What about overtraining and leaving your fight in the gym, especially with an eight week camp under your belt?

“We’ve been monitoring to make sure that doesn’t become an issue,” said Swick, and luckily for him, training and preparing for the fight have been the only things he’s had to deal with, which is surprising since he is returning to fight in Texas for the first time since 1998.

“I haven’t been bombarded too bad about it,” he said. “A lot of people bought tickets and my mom has been my little spokesperson for Houston so she’s dealing with everything. All my friends and family go through her – she’s putting out bulletins and where everybody’s meeting for the weigh-ins and stuff like that. She’s my Team Swick representative (Laughs).”

Plus, given his unofficial role as UFC spokesman ever since ‘The Ultimate Fighter’ aired in 2005, Swick is more than ready for the media blitz that will hit him in Houston next week.

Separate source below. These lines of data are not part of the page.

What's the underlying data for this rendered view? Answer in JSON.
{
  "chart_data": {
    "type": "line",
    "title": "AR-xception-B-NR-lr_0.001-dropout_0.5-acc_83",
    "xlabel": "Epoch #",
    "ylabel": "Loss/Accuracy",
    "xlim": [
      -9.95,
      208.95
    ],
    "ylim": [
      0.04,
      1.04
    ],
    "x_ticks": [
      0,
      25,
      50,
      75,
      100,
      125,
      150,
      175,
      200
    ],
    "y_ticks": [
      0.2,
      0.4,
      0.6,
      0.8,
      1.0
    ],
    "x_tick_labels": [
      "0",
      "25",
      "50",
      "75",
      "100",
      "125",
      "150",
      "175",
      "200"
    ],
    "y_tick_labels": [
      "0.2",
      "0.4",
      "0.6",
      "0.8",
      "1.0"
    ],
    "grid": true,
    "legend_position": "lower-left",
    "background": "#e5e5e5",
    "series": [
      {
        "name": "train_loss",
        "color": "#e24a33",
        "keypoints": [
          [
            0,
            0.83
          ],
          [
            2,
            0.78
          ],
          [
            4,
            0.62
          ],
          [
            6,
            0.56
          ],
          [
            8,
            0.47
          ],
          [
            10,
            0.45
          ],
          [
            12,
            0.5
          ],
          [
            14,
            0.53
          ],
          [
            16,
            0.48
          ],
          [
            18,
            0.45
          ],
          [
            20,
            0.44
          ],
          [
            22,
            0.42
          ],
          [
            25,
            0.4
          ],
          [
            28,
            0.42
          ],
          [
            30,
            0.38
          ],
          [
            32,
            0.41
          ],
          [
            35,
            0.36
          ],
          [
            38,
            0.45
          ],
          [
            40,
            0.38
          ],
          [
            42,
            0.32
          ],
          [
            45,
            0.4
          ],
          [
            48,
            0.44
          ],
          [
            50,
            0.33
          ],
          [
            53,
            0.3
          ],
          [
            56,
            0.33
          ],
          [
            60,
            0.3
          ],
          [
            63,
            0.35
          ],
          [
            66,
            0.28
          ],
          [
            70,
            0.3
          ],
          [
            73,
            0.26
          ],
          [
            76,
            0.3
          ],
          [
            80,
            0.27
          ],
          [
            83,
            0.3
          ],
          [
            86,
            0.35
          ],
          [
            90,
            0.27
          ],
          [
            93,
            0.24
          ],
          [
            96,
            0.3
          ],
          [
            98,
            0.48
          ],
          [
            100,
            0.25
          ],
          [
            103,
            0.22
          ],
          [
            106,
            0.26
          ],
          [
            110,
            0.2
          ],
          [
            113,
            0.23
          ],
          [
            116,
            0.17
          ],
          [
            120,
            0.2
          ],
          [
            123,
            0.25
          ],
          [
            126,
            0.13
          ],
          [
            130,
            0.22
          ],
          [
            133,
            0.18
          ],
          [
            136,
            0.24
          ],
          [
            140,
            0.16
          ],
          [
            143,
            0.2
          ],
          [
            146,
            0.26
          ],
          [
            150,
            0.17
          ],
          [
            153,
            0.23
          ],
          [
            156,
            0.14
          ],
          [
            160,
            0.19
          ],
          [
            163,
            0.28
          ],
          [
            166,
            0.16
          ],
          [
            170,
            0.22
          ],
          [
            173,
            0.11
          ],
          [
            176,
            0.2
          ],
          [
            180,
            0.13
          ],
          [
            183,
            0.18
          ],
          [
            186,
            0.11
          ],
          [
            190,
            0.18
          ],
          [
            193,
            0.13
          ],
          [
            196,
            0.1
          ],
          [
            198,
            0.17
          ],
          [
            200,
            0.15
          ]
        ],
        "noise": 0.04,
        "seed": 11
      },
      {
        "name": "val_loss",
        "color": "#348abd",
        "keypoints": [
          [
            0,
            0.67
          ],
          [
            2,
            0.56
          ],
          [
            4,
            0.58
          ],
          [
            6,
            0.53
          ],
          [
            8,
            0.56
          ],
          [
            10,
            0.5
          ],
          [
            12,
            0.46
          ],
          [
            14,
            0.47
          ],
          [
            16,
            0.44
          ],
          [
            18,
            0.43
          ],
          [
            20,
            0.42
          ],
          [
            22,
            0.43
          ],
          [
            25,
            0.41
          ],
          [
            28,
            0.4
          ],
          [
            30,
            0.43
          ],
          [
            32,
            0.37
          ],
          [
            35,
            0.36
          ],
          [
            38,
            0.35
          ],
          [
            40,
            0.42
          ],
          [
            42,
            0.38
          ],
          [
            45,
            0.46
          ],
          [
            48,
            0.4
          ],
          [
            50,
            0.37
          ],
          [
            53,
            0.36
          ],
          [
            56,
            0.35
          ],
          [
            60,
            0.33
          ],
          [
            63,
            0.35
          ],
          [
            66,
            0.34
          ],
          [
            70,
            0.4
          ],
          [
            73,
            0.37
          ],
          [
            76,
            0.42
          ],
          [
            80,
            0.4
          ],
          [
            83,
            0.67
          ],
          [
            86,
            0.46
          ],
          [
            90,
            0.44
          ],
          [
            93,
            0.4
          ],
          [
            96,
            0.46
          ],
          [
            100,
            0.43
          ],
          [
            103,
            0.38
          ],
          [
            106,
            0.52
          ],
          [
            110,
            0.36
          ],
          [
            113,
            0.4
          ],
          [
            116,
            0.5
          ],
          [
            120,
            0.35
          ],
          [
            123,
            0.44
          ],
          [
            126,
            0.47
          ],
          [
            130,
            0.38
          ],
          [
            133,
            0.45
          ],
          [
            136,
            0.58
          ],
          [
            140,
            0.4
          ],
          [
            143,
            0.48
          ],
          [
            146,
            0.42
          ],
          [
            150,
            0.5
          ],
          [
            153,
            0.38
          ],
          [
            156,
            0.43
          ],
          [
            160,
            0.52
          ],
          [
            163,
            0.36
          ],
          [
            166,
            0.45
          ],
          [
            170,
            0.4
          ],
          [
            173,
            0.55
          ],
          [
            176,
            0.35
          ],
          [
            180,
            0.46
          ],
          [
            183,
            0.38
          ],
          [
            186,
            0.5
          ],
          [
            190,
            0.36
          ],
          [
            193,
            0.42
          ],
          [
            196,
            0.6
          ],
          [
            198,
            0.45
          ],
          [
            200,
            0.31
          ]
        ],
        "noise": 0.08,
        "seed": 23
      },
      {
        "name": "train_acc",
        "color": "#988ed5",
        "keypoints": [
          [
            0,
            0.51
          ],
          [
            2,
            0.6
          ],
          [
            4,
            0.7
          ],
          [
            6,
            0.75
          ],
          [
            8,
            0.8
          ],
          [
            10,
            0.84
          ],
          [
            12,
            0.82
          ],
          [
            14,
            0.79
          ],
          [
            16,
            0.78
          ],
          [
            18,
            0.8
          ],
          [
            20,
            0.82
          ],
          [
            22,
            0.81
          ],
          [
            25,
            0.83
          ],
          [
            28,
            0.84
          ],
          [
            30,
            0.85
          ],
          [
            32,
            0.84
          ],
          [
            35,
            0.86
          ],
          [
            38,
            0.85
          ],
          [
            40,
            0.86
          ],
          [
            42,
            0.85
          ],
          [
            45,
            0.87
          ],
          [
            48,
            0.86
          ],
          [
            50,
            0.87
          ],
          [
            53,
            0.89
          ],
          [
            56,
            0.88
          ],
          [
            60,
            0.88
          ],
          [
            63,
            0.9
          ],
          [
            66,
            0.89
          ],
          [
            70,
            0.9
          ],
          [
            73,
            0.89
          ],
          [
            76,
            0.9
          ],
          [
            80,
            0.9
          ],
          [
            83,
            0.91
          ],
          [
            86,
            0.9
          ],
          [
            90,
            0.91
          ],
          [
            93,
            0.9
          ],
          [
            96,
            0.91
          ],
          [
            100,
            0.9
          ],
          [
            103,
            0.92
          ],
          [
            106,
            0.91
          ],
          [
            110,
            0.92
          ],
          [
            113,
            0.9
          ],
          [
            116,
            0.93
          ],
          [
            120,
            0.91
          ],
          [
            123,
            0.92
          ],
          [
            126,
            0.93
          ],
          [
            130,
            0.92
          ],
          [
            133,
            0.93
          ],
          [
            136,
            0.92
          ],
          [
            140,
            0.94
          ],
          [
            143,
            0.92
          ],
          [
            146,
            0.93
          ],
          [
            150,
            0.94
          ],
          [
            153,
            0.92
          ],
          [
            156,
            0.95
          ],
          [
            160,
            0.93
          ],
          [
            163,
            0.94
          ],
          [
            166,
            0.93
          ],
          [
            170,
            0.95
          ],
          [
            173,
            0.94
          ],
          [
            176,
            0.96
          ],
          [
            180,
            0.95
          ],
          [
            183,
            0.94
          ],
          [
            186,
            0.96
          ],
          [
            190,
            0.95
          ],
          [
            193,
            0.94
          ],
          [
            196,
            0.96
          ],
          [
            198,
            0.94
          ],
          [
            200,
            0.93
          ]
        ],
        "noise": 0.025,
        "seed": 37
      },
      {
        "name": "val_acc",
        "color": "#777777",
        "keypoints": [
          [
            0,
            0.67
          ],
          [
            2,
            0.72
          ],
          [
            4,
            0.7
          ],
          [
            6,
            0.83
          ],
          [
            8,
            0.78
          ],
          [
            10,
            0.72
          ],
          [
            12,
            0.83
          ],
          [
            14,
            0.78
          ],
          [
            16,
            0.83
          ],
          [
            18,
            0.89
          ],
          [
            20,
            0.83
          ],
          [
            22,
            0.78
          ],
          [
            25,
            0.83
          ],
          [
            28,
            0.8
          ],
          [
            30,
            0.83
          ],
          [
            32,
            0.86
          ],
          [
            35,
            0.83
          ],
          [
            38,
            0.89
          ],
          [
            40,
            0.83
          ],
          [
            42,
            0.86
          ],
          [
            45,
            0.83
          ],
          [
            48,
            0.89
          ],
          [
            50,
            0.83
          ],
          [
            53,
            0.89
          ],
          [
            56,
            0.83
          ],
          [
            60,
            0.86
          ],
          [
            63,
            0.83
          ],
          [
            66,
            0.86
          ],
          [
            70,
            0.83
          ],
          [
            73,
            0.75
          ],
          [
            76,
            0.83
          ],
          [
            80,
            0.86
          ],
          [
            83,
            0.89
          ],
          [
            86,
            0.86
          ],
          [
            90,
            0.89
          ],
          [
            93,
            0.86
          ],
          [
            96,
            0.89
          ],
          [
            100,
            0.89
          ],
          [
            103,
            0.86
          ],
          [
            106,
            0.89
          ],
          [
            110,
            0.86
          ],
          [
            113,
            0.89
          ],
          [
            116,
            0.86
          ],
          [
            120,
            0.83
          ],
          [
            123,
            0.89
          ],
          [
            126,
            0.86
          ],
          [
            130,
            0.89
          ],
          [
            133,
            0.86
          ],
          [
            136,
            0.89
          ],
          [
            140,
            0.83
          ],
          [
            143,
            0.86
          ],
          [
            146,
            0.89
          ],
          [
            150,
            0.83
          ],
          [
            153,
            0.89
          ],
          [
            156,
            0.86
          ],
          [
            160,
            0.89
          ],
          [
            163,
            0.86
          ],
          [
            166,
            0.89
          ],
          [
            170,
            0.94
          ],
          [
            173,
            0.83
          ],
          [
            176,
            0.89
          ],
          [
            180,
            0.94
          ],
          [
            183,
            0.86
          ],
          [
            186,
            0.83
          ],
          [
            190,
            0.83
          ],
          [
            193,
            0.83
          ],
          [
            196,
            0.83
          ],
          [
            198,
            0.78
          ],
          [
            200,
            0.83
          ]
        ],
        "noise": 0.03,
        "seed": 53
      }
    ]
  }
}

“I’m used to dealing with 50 things at one time,” he chuckles. “I’m not really comfortable unless I’m doing all these things at once, so it doesn’t really bother me. I lead a really busy life and I’m a multitasker, so it’s not a big deal. As far as the media is concerned, I think it (his past history dealing with the press) is gonna be very beneficial. Being on the Ultimate Fighter, since it was a TV show, we had to do a lot more media than normal fighters that are just coming into the UFC for their first fight. So right from the start we just got bombarded. It gave us a lot of experience with the media and I’ve just pursued it above and beyond everyone else because I know it’s hugely important for your career to be in front of the media, do the interviews, give back to the fans, and stuff like that.”

When it comes down to it though, Mike Swick is a fighter, and at 27, he’s approaching his prime and preparing for his assault on the elite of the division. So drawing the line between life as a fighter and life as a celebrity is no problem for him. He knows where his heart is.

“The competition aspect and the fighting is my true passion,” he said. “That’s what gets me up every morning. Of course the publicity and extracurricular activities are great and fun, but that’s not my passion. My passion is to be the best in the world. I’m very competitive, I love to train, I love to fight, and I won’t lose focus of that because without winning fights, everything else isn’t gonna be there.”